I used to explain it like having pen pals with whom you could communicate very quickly. My mom got dial-up and AOL my senior year of High School and I immediately searched for the things I couldn’t find at home. Polymer clay was the first thing- I’d picked it up at camp in the summer but it wasn’t even carried in our craft store! AOL’s polymer clay forum became my creative refuge; the one place where people understood my artistic problems, admired my work, stretched my creative limits, and best of all they treated me like an equal rather than some bothersome kid. When I attended a polyclay conference two years later (funded by a summer job as a craft director) I was able to meet and personally thank several of my online friends and swap partners and it was amazing.

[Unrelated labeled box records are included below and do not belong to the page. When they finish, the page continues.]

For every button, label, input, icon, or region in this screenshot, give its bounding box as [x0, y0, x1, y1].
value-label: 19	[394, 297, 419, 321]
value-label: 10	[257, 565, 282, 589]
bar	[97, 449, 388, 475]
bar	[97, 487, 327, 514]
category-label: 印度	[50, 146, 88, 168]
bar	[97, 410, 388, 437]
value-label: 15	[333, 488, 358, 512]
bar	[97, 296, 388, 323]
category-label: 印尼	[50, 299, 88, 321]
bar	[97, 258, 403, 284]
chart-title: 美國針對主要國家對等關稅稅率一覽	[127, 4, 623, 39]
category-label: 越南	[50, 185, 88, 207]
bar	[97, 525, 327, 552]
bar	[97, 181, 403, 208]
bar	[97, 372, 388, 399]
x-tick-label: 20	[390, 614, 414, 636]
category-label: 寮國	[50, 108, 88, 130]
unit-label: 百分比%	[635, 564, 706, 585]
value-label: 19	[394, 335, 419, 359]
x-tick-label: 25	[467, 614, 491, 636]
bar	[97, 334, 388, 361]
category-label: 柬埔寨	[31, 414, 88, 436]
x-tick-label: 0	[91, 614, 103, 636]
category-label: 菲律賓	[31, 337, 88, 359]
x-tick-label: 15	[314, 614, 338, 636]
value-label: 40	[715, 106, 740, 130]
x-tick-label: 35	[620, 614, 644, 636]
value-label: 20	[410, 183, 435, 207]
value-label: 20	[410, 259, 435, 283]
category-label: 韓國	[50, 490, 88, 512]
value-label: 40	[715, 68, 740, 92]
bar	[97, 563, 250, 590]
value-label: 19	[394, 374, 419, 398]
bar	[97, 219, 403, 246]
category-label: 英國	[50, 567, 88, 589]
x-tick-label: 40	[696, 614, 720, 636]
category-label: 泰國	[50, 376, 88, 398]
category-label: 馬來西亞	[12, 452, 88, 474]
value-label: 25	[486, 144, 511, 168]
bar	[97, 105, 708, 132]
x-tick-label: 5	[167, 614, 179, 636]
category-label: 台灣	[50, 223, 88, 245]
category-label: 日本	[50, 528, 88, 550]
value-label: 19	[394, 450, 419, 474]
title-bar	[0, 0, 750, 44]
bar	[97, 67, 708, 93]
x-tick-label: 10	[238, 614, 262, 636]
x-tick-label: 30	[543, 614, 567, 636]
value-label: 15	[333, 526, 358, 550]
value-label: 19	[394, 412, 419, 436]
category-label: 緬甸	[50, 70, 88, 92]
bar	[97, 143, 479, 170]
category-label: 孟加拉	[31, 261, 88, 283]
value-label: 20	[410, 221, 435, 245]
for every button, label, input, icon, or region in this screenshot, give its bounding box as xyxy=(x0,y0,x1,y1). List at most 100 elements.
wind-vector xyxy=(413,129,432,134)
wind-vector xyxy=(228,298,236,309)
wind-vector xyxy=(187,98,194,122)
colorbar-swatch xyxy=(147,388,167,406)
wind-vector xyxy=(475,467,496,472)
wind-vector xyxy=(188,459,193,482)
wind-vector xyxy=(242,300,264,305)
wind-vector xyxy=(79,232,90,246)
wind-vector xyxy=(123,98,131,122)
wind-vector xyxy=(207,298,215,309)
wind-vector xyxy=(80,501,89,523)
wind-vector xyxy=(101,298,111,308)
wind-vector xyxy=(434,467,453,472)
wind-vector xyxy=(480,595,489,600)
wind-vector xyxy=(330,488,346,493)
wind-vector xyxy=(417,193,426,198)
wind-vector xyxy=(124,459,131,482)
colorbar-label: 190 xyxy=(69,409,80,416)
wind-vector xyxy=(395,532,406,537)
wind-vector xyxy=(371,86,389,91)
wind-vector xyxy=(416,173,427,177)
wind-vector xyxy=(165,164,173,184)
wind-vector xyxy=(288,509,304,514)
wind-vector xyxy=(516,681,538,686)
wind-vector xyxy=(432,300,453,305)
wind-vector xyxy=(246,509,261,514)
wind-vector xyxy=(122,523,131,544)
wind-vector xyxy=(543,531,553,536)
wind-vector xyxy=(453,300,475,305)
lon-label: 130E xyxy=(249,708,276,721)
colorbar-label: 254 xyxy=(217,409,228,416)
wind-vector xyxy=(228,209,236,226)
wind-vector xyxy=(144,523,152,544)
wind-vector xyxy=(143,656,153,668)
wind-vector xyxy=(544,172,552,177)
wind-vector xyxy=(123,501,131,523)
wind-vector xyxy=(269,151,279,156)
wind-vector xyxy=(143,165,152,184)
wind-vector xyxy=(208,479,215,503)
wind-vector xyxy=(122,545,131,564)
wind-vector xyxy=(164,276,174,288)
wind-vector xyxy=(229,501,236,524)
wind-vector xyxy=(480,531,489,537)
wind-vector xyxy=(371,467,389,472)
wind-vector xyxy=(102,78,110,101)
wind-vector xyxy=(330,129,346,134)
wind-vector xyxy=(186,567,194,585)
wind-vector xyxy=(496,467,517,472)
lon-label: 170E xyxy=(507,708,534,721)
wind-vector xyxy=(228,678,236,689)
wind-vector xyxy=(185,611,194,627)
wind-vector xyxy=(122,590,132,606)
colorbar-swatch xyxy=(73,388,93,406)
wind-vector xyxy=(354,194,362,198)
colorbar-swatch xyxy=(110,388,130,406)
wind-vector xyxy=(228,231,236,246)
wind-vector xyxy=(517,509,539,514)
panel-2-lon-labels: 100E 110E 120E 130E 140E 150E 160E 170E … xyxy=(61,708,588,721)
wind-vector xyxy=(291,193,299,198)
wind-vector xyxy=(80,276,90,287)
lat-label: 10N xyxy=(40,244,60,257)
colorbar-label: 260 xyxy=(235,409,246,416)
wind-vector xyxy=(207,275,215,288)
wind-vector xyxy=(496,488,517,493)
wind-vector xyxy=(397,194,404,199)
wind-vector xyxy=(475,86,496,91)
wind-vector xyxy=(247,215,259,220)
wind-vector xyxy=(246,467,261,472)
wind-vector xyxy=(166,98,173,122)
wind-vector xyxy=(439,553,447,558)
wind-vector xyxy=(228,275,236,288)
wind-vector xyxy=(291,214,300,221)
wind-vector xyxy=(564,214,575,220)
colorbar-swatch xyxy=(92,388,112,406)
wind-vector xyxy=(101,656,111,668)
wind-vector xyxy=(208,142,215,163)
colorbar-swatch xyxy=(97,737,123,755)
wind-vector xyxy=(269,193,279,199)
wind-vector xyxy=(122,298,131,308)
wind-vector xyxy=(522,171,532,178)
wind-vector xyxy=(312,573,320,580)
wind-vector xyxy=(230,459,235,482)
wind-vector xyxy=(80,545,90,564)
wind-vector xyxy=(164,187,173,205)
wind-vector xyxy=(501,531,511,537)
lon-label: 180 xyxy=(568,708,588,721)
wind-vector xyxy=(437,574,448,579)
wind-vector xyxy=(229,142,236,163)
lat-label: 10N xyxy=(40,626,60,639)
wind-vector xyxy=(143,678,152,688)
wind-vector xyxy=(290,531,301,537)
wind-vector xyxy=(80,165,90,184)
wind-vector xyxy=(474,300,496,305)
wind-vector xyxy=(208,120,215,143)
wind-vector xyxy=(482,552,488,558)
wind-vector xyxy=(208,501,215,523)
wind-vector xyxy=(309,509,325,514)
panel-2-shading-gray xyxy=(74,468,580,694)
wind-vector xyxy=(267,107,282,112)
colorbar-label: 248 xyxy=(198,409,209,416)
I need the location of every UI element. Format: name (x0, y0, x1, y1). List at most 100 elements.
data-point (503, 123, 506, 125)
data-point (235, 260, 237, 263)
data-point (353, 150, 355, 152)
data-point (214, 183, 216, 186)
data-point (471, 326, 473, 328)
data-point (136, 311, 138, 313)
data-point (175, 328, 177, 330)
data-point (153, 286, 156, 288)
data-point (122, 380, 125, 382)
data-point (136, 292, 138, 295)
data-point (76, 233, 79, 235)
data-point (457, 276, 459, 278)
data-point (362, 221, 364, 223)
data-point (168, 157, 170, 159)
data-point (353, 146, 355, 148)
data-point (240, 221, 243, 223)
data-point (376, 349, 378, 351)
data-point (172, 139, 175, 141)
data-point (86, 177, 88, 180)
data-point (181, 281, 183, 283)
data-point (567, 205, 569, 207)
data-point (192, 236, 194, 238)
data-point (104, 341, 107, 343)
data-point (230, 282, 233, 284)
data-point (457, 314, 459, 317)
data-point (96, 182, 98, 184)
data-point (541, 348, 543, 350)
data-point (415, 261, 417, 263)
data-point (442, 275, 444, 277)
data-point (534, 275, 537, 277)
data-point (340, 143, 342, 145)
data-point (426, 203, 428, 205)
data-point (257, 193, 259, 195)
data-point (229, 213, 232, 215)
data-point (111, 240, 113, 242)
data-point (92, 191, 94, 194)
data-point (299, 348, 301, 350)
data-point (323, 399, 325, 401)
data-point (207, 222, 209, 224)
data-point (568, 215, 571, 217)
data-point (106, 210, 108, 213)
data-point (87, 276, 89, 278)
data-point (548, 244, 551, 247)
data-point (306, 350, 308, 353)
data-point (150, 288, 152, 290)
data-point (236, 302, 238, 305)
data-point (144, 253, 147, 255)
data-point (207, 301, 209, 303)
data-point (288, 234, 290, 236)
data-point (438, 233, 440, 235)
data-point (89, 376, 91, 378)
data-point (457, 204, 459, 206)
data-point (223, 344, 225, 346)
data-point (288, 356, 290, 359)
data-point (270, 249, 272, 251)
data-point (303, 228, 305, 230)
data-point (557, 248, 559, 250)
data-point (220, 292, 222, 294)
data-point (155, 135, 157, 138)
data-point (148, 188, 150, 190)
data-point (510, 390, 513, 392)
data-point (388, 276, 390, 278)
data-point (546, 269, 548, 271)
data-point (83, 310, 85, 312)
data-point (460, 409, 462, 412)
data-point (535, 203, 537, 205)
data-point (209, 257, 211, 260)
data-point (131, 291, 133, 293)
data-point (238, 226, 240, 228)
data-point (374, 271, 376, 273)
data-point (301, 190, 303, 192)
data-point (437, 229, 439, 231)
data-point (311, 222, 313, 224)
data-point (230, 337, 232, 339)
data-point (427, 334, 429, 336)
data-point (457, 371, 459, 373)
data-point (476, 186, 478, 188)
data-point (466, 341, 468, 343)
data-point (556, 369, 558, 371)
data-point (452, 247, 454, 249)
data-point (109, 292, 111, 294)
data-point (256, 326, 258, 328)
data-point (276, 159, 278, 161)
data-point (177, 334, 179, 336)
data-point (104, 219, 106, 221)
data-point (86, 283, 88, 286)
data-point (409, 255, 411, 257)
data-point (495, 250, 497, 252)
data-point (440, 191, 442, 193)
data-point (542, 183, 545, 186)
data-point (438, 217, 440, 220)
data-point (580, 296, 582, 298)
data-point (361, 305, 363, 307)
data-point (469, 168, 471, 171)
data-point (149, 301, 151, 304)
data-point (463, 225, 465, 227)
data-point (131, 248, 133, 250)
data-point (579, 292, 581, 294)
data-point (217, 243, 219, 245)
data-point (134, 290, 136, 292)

It was a no-brainer when Carson was diagnosed with WHS to search for support online- the world’s a smaller place here! I’ve been blessed to meet a couple of my “voodoo box” friends out in the physical world and it’s amazing. Maybe we’ll meet someday!
That is a great way to explain it! Also… I love that you became “online” through clay. Did you know I have a potter’s wheel? I love clay….
Tim now knows who all oi my “twin moms” are, and most of the time he doesn’t even have to ask. Every once in a while when I talk about Kristen he has to ask which one…. but he knows all of you are my twin moms
So glad We all found each other!
I love Twin magazine!!!! I discovered that site when I was pregnant with my 2nd set of twins and became such good friends with the group of women who were also due with their twins at the same time as I was. We all still keep in touch on FB now and they are amazing! We helped each other through some really rough times (sleep deprivation, illnesses, divorces, etc).
I’m so thankful for the internet. I would feel completely lost without it!
Helene recently posted..Is your willy bigger than mine?
I love online friends.
Since I am now online (and practically anonymous), I will admit that I met my husband online. My family still thinks we met at a bar…technically we did actually meet for the first time at a bar…
Melissa recently posted..App Gap
I started with online friends in 2005 with MSN groups. Oh, the venting and oversharing. It was awesome.